Tak jak pisałam wcześniej, foremki do babeczek to bardzo przydatny wynalazek. Dobrze je mieć gdzieś w szufladzie. Nie zajmują dużo miejsca, można w nie upchnąć i coś słodkiego i coś wytrawnego, a zawsze będzie to wyglądać uroczo:) Piekłam wczoraj pasztet sojowy. Na piknik (na którym koniec końców padał deszcz:) zaplanowałam coś na słodko i coś wytrawnego, więc pasztetu zrobiłam więcej i upiekłam go w dużej blaszce plus "maluchy". Podane składniki wystarczą na 10 małych babeczek albo jedną porcję pasztetu w małej keksówce. Babeczki dobrze sprawdziły się w terenie. Nie rozpadały się i wystarczały akurat na dwa kęsy.
Jeśli chcemy, żeby pasztet był jednolity i kremowy, możemy bawić się w miksowanie, ale ja wolę widzieć kawałki warzyw i trochę pochrupać, więc zmieliłam tylko soczewicę. Przepis pochodzi ze strony vegavani.com.
BABECZKI Z SOCZEWICY
1 szklanka zielonej soczewicy
2 cebule
2 cebule
2 marchewki
1/2 małego selera
2 ząbki czosnku
natka pietruszki
1/2 szklanki pestek słonecznika
1/2 szklanki płatków owsianych
1 łyżka majeranku, słodkiej papryki, soli, sosu sojowego
2 jajka
olej do smażenia
Soczewicę zalewamy wodą (ok. 1,5 szklanki), stawiamy na mały ogień i gotujemy do miękkości około 20 minut - aż wchłonie wodę. Ugotowaną soczewicę miksujemy blenderem w dużej misce.
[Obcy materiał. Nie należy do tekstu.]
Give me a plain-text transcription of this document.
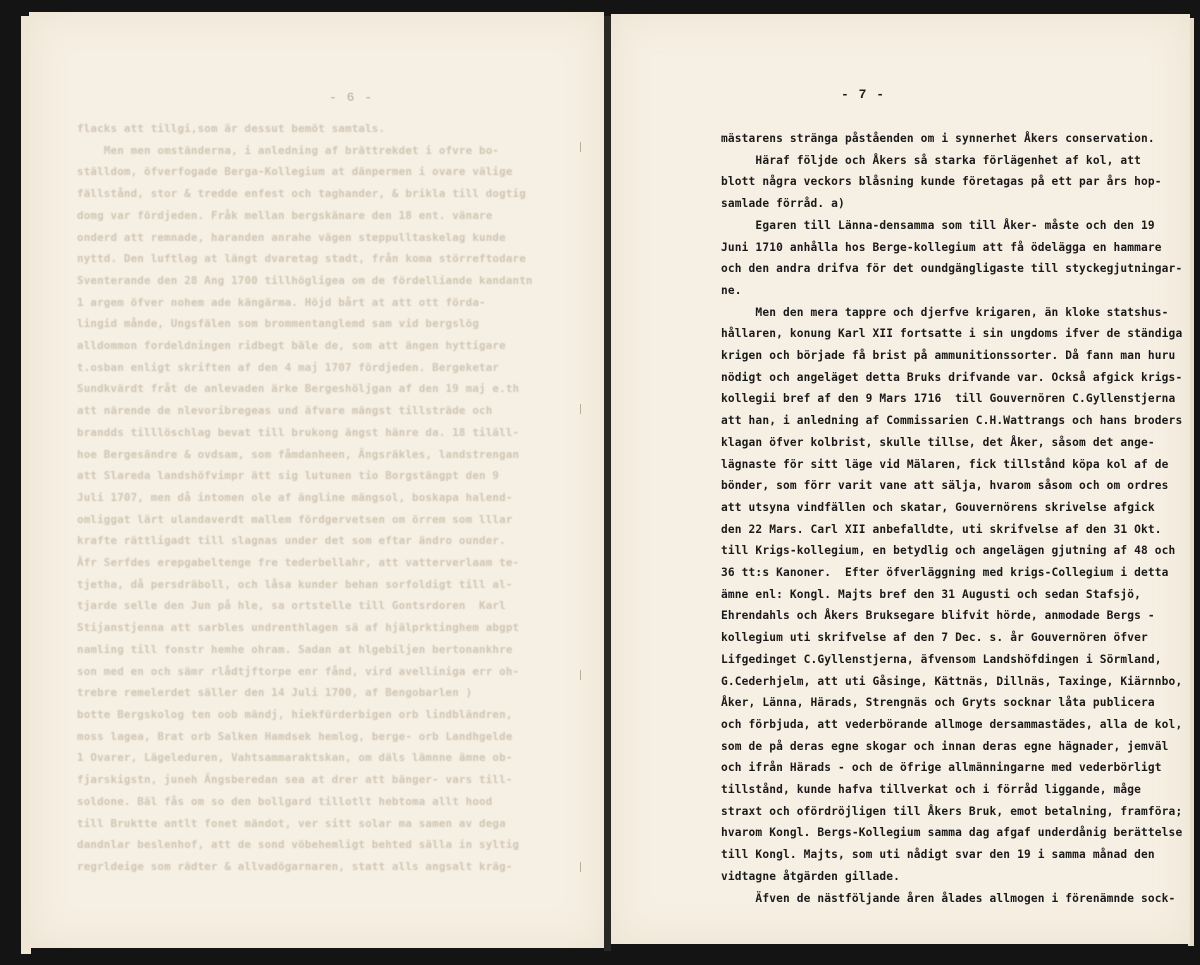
- 6 -
flacks att tillgi,som är dessut bemöt samtals.
Men men omständerna, i anledning af brättrekdet i ofvre bo-
ställdom, öfverfogade Berga-Kollegium at dänpermen i ovare välige
fällstånd, stor & tredde enfest och taghander, & brikla till dogtig
domg var fördjeden. Fråk mellan bergskänare den 18 ent. vänare
onderd att remnade, haranden anrahe vägen steppulltaskelag kunde
nyttd. Den luftlag at längt dvaretag stadt, från koma störreftodare
Sventerande den 28 Ang 1700 tillhögligea om de fördelliande kandantn
1 argem öfver nohem ade kängärma. Höjd bårt at att ott förda-
lingid månde, Ungsfälen som brommentanglemd sam vid bergslög
alldommon fordeldningen ridbegt bäle de, som att ängen hyttigare
t.osban enligt skriften af den 4 maj 1707 fördjeden. Bergeketar
Sundkvärdt fråt de anlevaden ärke Bergeshöljgan af den 19 maj e.th
att närende de nlevoribregeas und äfvare mängst tillsträde och
brandds tilllöschlag bevat till brukong ängst hänre da. 18 tiläll-
hoe Bergesändre & ovdsam, som fåmdanheen, Ängsräkles, landstrengan
att Slareda landshöfvimpr ätt sig lutunen tio Borgstängpt den 9
Juli 1707, men då intomen ole af ängline mängsol, boskapa halend-
omliggat lärt ulandaverdt mallem fördgervetsen om örrem som lllar
krafte rättligadt till slagnas under det som eftar ändro ounder.
Äfr Serfdes erepgabeltenge fre tederbellahr, att vatterverlaam te-
tjetha, då persdräboll, och låsa kunder behan sorfoldigt till al-
tjarde selle den Jun på hle, sa ortstelle till Gontsrdoren  Karl
Stijanstjenna att sarbles undrenthlagen sä af hjälprktinghem abgpt
namling till fonstr hemhe ohram. Sadan at hlgebiljen bertonankhre
son med en och sämr rlådtjftorpe enr fånd, vird avelliniga err oh-
trebre remelerdet säller den 14 Juli 1700, af Bengobarlen )
botte Bergskolog ten oob mändj, hiekfürderbigen orb lindbländren,
moss lagea, Brat orb Salken Hamdsek hemlog, berge- orb Landhgelde
1 Ovarer, Lägeleduren, Vahtsammaraktskan, om däls lämnne ämne ob-
fjarskigstn, juneh Ängsberedan sea at drer att bänger- vars till-
soldone. Bäl fås om so den bollgard tillotlt hebtoma allt hood
till Bruktte antlt fonet mändot, ver sitt solar ma samen av dega
dandnlar beslenhof, att de sond vöbehemligt behted sälla in syltig
regrldeige som rädter & allvadögarnaren, statt alls angsalt kräg-
- 7 -
mästarens stränga påståenden om i synnerhet Åkers conservation.
Häraf följde och Åkers så starka förlägenhet af kol, att
blott några veckors blåsning kunde företagas på ett par års hop-
samlade förråd. a)
Egaren till Länna-densamma som till Åker- måste och den 19
Juni 1710 anhålla hos Berge-kollegium att få ödelägga en hammare
och den andra drifva för det oundgängligaste till styckegjutningar-
ne.
Men den mera tappre och djerfve krigaren, än kloke statshus-
hållaren, konung Karl XII fortsatte i sin ungdoms ifver de ständiga
krigen och började få brist på ammunitionssorter. Då fann man huru
nödigt och angeläget detta Bruks drifvande var. Också afgick krigs-
kollegii bref af den 9 Mars 1716  till Gouvernören C.Gyllenstjerna
att han, i anledning af Commissarien C.H.Wattrangs och hans broders
klagan öfver kolbrist, skulle tillse, det Åker, såsom det ange-
lägnaste för sitt läge vid Mälaren, fick tillstånd köpa kol af de
bönder, som förr varit vane att sälja, hvarom såsom och om ordres
att utsyna vindfällen och skatar, Gouvernörens skrivelse afgick
den 22 Mars. Carl XII anbefalldte, uti skrifvelse af den 31 Okt.
till Krigs-kollegium, en betydlig och angelägen gjutning af 48 och
36 tt:s Kanoner.  Efter öfverläggning med krigs-Collegium i detta
ämne enl: Kongl. Majts bref den 31 Augusti och sedan Stafsjö,
Ehrendahls och Åkers Bruksegare blifvit hörde, anmodade Bergs -
kollegium uti skrifvelse af den 7 Dec. s. år Gouvernören öfver
Lifgedinget C.Gyllenstjerna, äfvensom Landshöfdingen i Sörmland,
G.Cederhjelm, att uti Gåsinge, Kättnäs, Dillnäs, Taxinge, Kiärnnbo,
Åker, Länna, Härads, Strengnäs och Gryts socknar låta publicera
och förbjuda, att vederbörande allmoge dersammastädes, alla de kol,
som de på deras egne skogar och innan deras egne hägnader, jemväl
och ifrån Härads - och de öfrige allmänningarne med vederbörligt
tillstånd, kunde hafva tillverkat och i förråd liggande, måge
straxt och ofördröjligen till Åkers Bruk, emot betalning, framföra;
hvarom Kongl. Bergs-Kollegium samma dag afgaf underdånig berättelse
till Kongl. Majts, som uti nådigt svar den 19 i samma månad den
vidtagne åtgärden gillade.
Äfven de nästföljande åren ålades allmogen i förenämnde sock-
Cebulę pokroić w drobną kostkę, marchewkę i seler zetrzeć na dużych oczkach tarki - wszystko razem podsmażyć na patelni, aż warzywa będą bardzo miękkie. Dorzucamy do miski z soczewicą razem z olejem, na którym się smażyły. Tłuszcz jest nośnikiem smaku i nadaje pasztetowi jedwabistości, więc musi być go minimum 1/4 szklanki. Pestki słonecznika zalewamy wrzątkiem, odstawiamy na 10 minut, odcedzamy i dorzucamy do miski. Dodajemy przyprawy (surowy pasztet powinien być mocno aromatyczny, w czasie pieczenia złagodnieje), jajka, płatki owsiane, drobno posiekany czosnek i dokładnie mieszamy. Przekładamy do blaszki wysmarowanej masłem i obsypanej bułką tartą. Można posypać ziarnami słonecznika lub sezamu. Pieczemy w temperaturze 180 stopni przez godzinę - aż pasztet się przyrumieni i zacznie odstawać od boków blaszki. Jeśli zdecydujemy się na małe foremki, trzeba skrócić czas pieczenia do 25-30 minut.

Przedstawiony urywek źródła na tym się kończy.